Performance of Graphene Oxide Doped Polyaniline Composite Electrodes for Energy Storage: Effects of In-Situ Synthesis

Abstract

Two different synthesis processes, in-situ polymerization and ex-situ polymerization process, were implied to identify the impact of these processes on the properties of the graphene oxide (GO) doped conductive polyaniline (PANi)-based electrode materials. This study focused on the improvement of various properties of PANi/GO composite materials produced through the in-situ polymerization process instead of the ex-situ polymerization process. To compare the performance of electrochemical and physical properties PANi/GO electrode materials produced via in-situ and ex-situ polymerization process, several characterization techniques were used.

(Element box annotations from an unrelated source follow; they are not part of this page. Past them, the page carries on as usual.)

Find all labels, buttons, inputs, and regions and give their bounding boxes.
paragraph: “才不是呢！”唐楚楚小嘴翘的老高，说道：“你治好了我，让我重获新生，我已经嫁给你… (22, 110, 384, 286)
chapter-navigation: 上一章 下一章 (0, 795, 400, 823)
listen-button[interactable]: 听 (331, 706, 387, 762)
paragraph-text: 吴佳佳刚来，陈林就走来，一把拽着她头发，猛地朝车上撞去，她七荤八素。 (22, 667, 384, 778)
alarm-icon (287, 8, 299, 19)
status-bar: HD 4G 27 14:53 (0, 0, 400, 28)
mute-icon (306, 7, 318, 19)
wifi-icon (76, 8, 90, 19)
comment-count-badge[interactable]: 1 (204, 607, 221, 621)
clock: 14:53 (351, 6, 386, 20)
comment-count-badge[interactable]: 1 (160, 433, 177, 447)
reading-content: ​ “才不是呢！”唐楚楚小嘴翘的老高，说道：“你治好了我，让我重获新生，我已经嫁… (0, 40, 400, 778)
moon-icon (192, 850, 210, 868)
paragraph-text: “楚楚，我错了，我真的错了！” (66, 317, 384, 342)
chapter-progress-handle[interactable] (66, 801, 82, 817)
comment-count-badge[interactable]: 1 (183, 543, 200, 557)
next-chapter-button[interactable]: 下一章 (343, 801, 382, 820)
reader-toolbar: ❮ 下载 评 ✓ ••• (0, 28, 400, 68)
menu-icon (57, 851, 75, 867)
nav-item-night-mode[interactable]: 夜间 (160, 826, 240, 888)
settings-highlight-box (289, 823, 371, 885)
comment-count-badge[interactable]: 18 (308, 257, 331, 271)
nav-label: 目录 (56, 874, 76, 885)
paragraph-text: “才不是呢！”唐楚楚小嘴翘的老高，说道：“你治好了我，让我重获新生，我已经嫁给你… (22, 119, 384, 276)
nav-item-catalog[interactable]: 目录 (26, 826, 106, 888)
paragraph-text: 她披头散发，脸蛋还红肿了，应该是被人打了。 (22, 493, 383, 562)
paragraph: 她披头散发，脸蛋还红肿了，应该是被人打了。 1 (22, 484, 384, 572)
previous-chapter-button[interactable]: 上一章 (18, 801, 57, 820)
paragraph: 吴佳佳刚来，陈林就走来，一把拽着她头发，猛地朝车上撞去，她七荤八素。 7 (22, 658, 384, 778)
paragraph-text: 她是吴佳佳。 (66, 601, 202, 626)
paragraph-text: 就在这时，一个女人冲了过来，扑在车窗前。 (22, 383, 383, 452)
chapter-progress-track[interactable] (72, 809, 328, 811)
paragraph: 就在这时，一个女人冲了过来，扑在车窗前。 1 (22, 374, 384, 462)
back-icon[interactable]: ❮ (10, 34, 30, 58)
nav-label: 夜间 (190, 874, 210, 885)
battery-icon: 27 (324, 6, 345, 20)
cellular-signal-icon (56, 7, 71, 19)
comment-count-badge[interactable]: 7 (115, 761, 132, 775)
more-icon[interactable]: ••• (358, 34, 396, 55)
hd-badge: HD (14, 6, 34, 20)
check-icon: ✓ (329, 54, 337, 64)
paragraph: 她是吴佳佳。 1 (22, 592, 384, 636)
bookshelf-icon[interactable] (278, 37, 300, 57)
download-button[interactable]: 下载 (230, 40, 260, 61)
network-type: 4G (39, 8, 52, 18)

Scanning electron microscopy (SEM), Fourier transform infrared spectroscopy (FTIR), and X-ray diffraction (XRD) were performed to observe structural properties. Cyclic voltammetry and galvanostatic Charge–Discharge analysis were conducted to investigate the electrochemical properties of electrodes. Specific capacitance of PANi/GO electrodes was found 63.6% higher for in-situ polymerization compared to the electrodes prepared using ex-situ polymerization process. This high performance was governed by the proper alignment of GO into polyaniline. In the in-situ polymerization process, the interaction of polyaniline is strong with the surface functional groups of GO sheets which results in a good physical mixture between polyaniline and GO particles. In-situ polymerization technique can be effective to develop polymer-based electrode materials for high performance supercapacitors.